Outro fator de preocupação envolve restrições recentes nas exportações de nitrato de amônio por grandes fornecedores globais, o que também contribui para o aperto na oferta.
Produtor já revisa estratégias de adubação
Na ponta produtiva, o impacto já é sentido no bolso. O principal desafio, segundo analistas de mercado, é o custo elevado dos insumos, que dificulta o fechamento das contas no campo.
Diante desse cenário, produtores começam a ajustar o manejo das lavouras.

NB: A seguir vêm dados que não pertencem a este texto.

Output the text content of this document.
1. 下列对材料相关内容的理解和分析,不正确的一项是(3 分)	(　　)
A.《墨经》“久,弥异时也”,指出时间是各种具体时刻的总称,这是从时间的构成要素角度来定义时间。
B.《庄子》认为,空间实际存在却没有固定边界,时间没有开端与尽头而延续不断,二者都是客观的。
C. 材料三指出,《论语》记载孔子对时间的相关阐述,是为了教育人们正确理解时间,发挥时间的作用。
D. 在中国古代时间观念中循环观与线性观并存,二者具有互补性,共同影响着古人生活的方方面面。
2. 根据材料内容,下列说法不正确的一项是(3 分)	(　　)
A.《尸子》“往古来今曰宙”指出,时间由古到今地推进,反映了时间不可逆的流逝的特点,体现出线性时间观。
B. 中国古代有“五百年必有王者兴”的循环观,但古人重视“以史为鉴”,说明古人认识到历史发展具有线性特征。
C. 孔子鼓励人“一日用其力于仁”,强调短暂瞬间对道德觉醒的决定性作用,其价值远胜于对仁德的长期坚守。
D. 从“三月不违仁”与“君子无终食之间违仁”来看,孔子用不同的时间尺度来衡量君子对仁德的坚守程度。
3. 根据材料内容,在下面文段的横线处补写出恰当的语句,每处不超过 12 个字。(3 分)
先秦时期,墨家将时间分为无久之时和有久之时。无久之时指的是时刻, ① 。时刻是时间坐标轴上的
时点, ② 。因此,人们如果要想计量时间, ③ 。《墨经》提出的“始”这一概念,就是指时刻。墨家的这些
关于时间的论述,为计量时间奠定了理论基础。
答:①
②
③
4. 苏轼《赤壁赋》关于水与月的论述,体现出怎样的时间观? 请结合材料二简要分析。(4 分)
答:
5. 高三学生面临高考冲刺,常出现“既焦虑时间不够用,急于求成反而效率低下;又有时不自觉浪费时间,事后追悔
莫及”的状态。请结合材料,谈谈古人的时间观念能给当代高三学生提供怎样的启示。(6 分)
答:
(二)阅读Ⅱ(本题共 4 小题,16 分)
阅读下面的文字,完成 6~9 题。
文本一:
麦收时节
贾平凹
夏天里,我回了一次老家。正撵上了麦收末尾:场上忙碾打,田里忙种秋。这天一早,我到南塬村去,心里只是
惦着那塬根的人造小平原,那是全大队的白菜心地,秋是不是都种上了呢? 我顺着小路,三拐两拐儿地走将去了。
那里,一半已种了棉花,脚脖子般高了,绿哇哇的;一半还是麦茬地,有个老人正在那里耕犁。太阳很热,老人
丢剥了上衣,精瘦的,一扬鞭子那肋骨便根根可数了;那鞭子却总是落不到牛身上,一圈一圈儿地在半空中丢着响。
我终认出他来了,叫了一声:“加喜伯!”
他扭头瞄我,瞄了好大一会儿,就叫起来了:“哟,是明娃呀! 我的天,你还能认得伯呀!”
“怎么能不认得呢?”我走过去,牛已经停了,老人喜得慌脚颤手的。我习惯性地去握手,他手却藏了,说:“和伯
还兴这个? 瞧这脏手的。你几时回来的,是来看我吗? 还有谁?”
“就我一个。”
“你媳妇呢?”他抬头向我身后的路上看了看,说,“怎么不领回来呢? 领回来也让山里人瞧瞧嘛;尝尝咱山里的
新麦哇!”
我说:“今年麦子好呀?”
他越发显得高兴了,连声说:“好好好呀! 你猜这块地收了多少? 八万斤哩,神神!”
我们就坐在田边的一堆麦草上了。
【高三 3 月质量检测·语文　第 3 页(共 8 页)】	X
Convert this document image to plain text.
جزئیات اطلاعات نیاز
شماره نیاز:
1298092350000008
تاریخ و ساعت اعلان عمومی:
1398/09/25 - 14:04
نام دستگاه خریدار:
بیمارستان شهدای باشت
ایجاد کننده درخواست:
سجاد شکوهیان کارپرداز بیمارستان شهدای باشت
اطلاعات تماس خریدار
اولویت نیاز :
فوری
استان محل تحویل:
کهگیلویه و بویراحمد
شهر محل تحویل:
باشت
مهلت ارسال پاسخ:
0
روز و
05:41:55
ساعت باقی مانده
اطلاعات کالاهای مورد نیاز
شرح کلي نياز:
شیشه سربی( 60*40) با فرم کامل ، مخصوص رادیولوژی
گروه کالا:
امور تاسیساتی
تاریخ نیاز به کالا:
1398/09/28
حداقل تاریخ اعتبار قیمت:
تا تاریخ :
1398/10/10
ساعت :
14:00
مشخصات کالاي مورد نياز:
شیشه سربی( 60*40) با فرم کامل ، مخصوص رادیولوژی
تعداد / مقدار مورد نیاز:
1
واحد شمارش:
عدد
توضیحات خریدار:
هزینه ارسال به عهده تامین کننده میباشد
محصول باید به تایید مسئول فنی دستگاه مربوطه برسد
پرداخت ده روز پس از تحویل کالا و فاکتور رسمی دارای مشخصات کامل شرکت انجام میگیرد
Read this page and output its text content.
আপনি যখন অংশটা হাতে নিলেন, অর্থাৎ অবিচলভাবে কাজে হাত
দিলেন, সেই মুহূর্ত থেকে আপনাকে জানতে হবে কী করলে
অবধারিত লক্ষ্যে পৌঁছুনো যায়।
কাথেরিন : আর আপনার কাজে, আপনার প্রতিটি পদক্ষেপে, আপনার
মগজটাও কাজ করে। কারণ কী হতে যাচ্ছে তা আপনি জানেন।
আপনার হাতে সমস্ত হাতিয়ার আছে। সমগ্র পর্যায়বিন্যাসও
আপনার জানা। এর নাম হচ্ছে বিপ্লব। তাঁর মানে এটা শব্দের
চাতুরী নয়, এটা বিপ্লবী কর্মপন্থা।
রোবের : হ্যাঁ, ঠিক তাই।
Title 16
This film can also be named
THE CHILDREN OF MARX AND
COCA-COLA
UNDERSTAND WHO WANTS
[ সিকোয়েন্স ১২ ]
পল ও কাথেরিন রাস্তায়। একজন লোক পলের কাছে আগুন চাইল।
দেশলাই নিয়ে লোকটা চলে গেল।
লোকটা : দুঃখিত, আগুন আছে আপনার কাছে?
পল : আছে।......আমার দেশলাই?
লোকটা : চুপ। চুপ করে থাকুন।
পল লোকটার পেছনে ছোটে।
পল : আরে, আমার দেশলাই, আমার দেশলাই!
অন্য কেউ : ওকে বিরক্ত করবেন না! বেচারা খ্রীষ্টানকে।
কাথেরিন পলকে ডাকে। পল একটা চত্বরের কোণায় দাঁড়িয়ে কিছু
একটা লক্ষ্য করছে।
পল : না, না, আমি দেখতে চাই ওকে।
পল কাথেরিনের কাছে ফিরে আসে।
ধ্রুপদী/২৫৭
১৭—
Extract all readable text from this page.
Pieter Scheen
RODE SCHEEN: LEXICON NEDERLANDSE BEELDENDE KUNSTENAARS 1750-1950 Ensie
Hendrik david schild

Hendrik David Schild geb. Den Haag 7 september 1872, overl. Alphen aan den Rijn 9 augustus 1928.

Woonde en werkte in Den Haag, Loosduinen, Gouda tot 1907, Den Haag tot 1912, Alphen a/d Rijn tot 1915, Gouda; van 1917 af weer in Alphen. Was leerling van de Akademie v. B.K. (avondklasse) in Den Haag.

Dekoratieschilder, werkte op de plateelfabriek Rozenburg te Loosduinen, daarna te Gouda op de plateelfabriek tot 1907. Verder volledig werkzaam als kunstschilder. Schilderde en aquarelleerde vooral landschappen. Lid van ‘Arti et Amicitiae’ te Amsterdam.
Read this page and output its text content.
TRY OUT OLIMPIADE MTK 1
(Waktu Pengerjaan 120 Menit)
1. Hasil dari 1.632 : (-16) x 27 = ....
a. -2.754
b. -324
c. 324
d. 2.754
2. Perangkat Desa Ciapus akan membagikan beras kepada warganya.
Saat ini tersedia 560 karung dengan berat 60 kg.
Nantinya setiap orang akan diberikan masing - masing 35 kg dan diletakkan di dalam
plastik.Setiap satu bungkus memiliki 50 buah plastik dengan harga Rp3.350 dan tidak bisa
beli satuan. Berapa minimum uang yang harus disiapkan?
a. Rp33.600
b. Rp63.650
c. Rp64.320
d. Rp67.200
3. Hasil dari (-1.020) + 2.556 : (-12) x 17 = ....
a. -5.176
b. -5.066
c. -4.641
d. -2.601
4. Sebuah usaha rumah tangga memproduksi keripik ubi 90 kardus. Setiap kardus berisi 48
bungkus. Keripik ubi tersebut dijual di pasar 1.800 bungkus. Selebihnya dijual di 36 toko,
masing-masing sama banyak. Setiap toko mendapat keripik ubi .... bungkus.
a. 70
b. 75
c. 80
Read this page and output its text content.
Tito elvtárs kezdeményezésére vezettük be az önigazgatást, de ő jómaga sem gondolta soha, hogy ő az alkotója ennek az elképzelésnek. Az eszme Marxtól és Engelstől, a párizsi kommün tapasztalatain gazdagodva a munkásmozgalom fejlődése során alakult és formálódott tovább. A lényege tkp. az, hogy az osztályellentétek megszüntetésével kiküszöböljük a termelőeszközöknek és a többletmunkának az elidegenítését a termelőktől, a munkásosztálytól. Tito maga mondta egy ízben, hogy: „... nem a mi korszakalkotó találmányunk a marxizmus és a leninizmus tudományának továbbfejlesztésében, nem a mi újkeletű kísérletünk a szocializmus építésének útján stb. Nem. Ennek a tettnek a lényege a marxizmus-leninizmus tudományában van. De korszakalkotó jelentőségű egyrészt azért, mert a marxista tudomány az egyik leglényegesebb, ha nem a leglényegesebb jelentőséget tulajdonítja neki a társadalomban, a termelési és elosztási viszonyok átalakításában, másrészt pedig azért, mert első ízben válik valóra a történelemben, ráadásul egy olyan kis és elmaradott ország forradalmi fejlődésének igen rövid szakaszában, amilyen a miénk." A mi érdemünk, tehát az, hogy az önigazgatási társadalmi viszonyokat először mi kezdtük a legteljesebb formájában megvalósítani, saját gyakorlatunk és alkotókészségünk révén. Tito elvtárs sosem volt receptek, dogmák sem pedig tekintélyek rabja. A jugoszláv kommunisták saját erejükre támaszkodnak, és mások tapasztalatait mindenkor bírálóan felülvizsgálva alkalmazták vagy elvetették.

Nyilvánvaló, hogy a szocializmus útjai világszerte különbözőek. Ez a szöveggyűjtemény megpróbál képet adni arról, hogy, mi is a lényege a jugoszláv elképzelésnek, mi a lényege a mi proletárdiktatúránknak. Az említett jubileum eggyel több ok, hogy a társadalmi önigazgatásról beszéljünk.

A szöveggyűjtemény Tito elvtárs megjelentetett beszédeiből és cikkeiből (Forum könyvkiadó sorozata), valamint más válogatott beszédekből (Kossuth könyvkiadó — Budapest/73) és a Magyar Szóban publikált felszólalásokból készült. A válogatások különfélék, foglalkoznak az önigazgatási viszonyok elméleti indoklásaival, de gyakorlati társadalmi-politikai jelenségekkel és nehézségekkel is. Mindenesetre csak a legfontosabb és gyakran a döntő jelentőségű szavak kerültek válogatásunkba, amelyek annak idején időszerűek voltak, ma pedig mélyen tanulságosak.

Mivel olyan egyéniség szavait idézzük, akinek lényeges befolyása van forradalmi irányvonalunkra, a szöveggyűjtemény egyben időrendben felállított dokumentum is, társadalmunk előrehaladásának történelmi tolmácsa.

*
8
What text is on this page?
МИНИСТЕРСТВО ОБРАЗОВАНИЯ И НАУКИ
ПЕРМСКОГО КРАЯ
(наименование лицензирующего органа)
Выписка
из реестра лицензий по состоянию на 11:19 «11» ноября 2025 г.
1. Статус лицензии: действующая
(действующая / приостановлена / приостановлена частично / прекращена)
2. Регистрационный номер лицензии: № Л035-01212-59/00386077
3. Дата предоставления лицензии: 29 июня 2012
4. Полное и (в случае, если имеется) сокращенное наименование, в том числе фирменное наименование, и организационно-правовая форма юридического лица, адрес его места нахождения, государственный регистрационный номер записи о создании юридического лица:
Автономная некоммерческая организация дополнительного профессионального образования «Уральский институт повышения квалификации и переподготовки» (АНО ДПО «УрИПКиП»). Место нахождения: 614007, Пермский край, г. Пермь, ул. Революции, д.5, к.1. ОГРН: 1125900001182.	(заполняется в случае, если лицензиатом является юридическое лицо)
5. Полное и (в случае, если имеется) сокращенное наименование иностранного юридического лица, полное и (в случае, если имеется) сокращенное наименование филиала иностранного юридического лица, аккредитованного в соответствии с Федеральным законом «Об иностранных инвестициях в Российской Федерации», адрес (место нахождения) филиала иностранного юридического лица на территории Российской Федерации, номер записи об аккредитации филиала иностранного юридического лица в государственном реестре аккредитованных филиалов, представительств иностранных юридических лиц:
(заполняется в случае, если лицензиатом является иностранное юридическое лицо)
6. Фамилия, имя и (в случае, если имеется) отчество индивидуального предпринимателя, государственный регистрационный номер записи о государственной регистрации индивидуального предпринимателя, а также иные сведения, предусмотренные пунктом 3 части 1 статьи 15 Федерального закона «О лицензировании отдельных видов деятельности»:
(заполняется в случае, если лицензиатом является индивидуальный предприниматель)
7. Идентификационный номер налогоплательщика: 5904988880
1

A principal alternativa tem sido a redução nas doses de adubação, estratégia que, embora alivie o caixa no curto prazo, pode comprometer a produtividade, especialmente em áreas mais novas ou em fase de desenvolvimento.
Além disso, o ambiente atual é considerado mais desafiador do que o observado em crises anteriores, como em 2022. Hoje, os preços das commodities agrícolas não acompanham o ritmo de alta dos insumos, enquanto o acesso ao crédito está mais restrito, reduzindo a capacidade de absorção dos custos.
Mercado deve seguir volátil nos próximos meses
A perspectiva para o mercado de fertilizantes ainda é de incerteza. A volatilidade nos preços deve continuar sendo influenciada pelo cenário geopolítico, pela normalização das rotas logísticas e pelo comportamento da demanda global.
A retomada consistente da oferta dependerá do retorno pleno de grandes exportadores ao mercado e da redução das tensões internacionais. Até lá, o setor sucroenergético tende a operar com cautela.
No campo, o produtor enfrenta uma decisão estratégica: absorver os custos mais elevados e preservar o potencial produtivo ou reduzir a aplicação de insumos e assumir riscos na produtividade da cana-de-açúcar na safra 2026/27.